Etwa ein Drittel des Pflegepersonals gab an, den eigenen Ansprüchen an eine gute Pflege mehrheitlich nicht gerecht werden zu können. Ähnliches gilt für das Erfüllen der individuellen Bedürfnisse der Patientinnen und Patienten.
Das beunruhigt die Autoren des Reports: «Das Gefühl, den Ansprüchen – sind es nun die eigenen oder die der Patientinnen und Patienten – nicht gerecht zu werden, führt langfristig zu Unzufriedenheit oder zu Desensibilisierung, was wiederum zum Verlassen des Berufs führen kann», erklärt Co-Autorein Lynn Selhofer. Das zeige sich in den Daten: Wer angibt, den Ansprüchen gerecht zu werden, ist im Schnitt 15 Prozent zufriedener. Und in dieser Gruppe ist es auch 10 Prozent wahrscheinlicher, dass man in fünf Jahren noch im selben Beruf arbeitet.

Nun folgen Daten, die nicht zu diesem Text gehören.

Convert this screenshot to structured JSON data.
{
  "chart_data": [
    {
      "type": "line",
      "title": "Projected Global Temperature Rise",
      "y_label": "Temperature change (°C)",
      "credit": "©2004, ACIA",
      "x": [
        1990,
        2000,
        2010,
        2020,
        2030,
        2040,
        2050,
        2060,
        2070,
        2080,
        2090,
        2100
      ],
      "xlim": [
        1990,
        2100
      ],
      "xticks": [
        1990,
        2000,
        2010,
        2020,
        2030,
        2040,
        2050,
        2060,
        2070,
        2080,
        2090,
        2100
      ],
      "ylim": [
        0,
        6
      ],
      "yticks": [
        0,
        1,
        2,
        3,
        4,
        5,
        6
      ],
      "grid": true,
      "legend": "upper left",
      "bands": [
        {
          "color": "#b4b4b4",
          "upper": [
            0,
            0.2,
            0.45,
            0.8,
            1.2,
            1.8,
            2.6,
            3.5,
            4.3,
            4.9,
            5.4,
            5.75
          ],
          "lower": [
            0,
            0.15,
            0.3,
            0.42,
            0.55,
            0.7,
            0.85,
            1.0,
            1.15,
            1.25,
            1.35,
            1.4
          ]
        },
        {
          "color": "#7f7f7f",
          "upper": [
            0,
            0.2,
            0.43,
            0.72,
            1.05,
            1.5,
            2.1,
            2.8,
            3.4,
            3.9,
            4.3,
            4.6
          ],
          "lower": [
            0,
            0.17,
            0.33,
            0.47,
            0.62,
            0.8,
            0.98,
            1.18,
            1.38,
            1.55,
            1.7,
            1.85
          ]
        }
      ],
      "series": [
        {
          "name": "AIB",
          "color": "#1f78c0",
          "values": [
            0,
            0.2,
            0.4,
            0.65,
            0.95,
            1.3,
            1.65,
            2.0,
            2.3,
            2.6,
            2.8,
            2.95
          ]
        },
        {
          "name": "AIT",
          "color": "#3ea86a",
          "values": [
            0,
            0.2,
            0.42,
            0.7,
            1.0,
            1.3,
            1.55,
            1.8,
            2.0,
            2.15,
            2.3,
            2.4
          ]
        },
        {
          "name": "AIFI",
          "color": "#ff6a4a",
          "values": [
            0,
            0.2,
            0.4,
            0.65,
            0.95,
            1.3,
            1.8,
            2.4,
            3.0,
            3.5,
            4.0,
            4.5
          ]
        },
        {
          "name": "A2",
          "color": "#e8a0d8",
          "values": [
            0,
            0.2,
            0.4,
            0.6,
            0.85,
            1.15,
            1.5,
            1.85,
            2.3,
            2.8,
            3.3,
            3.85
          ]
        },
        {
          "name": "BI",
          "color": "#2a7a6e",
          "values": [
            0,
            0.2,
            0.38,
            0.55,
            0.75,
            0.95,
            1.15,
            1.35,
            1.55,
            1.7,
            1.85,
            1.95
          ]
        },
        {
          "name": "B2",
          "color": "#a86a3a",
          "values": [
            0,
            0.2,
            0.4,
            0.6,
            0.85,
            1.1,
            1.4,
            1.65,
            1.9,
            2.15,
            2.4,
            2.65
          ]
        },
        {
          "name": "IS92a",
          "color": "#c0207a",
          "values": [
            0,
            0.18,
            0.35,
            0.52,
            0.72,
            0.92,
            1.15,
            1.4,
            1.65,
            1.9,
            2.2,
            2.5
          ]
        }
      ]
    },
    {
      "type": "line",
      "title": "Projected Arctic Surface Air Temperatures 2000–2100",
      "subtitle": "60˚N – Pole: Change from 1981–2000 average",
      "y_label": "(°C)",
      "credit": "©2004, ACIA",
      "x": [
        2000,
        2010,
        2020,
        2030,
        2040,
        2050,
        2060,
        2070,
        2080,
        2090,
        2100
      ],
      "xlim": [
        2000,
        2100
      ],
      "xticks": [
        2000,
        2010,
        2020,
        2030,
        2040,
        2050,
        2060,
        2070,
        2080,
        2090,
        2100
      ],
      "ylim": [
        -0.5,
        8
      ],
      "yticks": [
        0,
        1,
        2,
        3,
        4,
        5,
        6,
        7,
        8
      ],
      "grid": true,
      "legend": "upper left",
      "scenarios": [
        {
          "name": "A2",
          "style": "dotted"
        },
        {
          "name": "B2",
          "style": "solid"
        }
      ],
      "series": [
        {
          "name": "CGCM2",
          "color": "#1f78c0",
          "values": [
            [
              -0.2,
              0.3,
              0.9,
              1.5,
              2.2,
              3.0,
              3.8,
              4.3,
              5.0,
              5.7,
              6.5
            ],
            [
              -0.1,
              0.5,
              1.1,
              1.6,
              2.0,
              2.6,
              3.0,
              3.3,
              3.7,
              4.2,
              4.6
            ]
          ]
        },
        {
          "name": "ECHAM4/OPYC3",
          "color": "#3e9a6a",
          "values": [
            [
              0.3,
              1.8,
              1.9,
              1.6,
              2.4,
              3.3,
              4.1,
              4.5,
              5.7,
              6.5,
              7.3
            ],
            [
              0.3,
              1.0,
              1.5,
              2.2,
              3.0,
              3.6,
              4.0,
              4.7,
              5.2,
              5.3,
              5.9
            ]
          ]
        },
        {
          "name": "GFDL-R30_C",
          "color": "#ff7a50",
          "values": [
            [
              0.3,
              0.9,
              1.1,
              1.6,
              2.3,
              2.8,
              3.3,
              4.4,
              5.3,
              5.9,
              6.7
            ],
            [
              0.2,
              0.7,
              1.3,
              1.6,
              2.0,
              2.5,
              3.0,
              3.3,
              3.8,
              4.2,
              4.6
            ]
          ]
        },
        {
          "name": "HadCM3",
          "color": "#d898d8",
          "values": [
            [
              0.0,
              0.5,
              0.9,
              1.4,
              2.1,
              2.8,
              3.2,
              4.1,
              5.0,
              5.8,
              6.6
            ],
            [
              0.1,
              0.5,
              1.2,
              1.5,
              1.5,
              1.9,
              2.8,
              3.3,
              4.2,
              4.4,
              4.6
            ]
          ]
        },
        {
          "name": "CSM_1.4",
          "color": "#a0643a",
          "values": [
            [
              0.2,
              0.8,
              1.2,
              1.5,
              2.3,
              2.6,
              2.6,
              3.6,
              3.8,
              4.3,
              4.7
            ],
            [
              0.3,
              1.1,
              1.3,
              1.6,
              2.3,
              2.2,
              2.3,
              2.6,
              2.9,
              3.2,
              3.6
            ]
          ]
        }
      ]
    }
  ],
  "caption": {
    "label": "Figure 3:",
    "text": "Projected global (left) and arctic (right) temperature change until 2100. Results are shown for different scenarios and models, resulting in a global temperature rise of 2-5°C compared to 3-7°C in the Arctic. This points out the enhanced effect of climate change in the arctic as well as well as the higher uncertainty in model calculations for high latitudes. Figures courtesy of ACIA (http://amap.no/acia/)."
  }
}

Digitalisierung: Nur mässig nützlich
Knapp 95 Prozent der befragten Pflegefachpersonen gaben an, dass es an ihrem Arbeitsort ein digitales Pflegedokumentationssystem gebe – das entspricht einer Zunahme von 5 Prozent gegenüber 2023. Doch dessen Nützlichkeit wird als nur durchschnittlich eingestuft.

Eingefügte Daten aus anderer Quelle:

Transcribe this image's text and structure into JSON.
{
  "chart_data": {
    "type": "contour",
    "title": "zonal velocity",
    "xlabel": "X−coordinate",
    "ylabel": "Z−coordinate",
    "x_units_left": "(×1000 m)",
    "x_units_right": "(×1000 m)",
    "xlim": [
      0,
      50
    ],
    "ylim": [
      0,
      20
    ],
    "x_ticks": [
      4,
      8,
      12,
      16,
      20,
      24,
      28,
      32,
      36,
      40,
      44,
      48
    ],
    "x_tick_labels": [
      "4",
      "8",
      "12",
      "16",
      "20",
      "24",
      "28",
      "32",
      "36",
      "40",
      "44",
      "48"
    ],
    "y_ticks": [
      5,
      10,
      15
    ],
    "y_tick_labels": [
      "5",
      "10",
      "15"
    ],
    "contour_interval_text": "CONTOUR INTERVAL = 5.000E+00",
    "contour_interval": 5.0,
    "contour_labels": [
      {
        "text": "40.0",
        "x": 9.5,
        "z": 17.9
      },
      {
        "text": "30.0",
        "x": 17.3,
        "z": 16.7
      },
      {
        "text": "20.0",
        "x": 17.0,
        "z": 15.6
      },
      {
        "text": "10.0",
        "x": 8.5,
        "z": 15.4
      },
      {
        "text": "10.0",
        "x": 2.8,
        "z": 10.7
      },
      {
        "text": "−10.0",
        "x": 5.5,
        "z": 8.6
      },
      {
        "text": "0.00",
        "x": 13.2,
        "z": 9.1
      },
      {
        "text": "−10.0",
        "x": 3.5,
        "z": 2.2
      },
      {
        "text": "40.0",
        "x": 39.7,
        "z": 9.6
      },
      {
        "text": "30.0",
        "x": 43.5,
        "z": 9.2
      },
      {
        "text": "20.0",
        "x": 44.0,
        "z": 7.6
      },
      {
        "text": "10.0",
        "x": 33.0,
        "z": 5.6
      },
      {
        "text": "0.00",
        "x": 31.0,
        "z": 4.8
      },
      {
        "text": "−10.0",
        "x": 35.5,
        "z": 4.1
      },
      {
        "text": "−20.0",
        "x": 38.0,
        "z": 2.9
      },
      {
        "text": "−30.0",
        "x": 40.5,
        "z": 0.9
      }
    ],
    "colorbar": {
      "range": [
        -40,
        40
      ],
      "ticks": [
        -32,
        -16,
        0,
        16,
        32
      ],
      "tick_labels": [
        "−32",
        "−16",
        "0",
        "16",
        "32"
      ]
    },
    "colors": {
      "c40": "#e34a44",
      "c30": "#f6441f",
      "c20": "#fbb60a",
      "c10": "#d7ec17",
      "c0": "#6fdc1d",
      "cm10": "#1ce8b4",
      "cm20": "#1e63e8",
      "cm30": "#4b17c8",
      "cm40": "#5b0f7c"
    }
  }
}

Besonders bei kleinen und mittelgrossen Spitälern wird die Ausschöpfung des digitalen Potenzials in der Abteilung sogar noch niedriger eingeschätzt als im Vorjahr.

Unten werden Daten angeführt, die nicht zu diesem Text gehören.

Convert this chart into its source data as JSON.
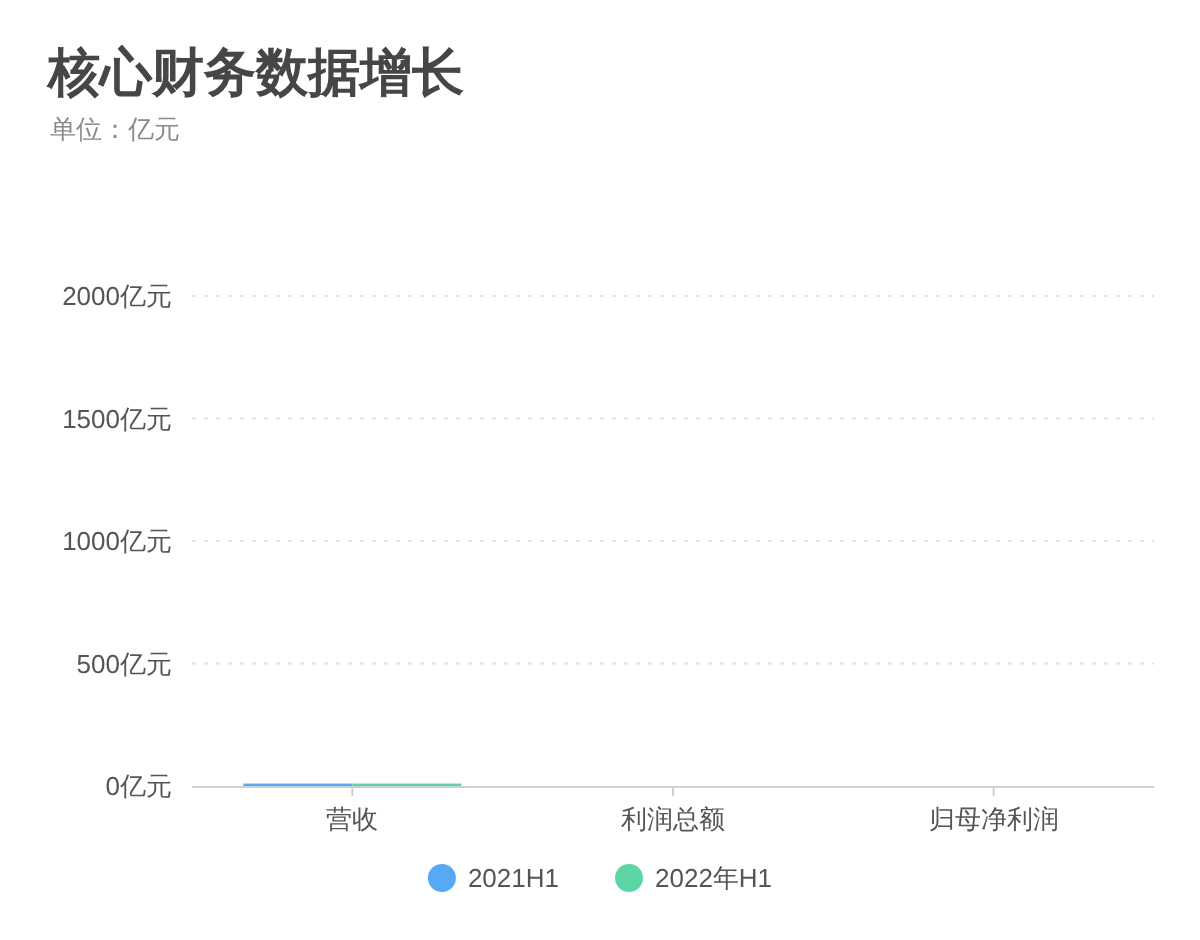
{
  "chart_data": {
    "type": "bar",
    "title": "核心财务数据增长",
    "subtitle": "单位：亿元",
    "categories": [
      "营收",
      "利润总额",
      "归母净利润"
    ],
    "series": [
      {
        "name": "2021H1",
        "color": "#58a9f4",
        "values": [
          10,
          null,
          null
        ]
      },
      {
        "name": "2022年H1",
        "color": "#5dd5a5",
        "values": [
          10,
          null,
          null
        ]
      }
    ],
    "ylim": [
      0,
      2000
    ],
    "yticks": [
      {
        "value": 0,
        "label": "0亿元"
      },
      {
        "value": 500,
        "label": "500亿元"
      },
      {
        "value": 1000,
        "label": "1000亿元"
      },
      {
        "value": 1500,
        "label": "1500亿元"
      },
      {
        "value": 2000,
        "label": "2000亿元"
      }
    ],
    "grid": "y",
    "legend": "bottom"
  }
}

In grossen und mittelgrossen Spitälern fühlten sich zwei Drittel der Pflegefachpersonen kompetent im Umgang mit digitalen Systemen. In kleinen Spitälern sind es nur 47 Prozent. «Die Spitäler haben nach wie vor Aufholbedarf, wenn es um die Digitalisierung geht. In diesem Zusammenhang ist es auch wichtig, die Kompetenzen des Pflegepersonals zu stärken», fasst Arthur Posch zusammen.
Der Spitalpflegereport
Im Sommer und Herbst 2024 befragten Markus Arnold, Arthur Posch und Lynn Selhofer vom Institut für Unternehmensrechnung und Controlling (IUC) der Universität Bern rund 3600 Pflegefachpersonen aus 28 Schweizer Spitälern. 2024 standen Resilienz, die Bedeutung persönlicher Ansprüche und der Stand der Digitalisierung im Mittelpunkt.
Der
Spitalpflegereport Schweiz ist ein Forschungsprogramm, bei dem Markus Arnold und Arthur Posch in enger Kooperation mit Schweizer Spitälern seit 2019 regelmässig die Arbeitssituation von Pflegefachpersonen untersuchen. Der Spitalpflegereport Schweiz ist Teil des mehrjährigen Forschungsprojektes «An Integrated Perspective on the Role of Nursing in Knowledge Translation». Das Projekt wird vom Schweizerischen Nationalfonds (SNF) gefördert. Seit September 2021 ist Lynn Selhofer beim Spitalpflegereport dabei.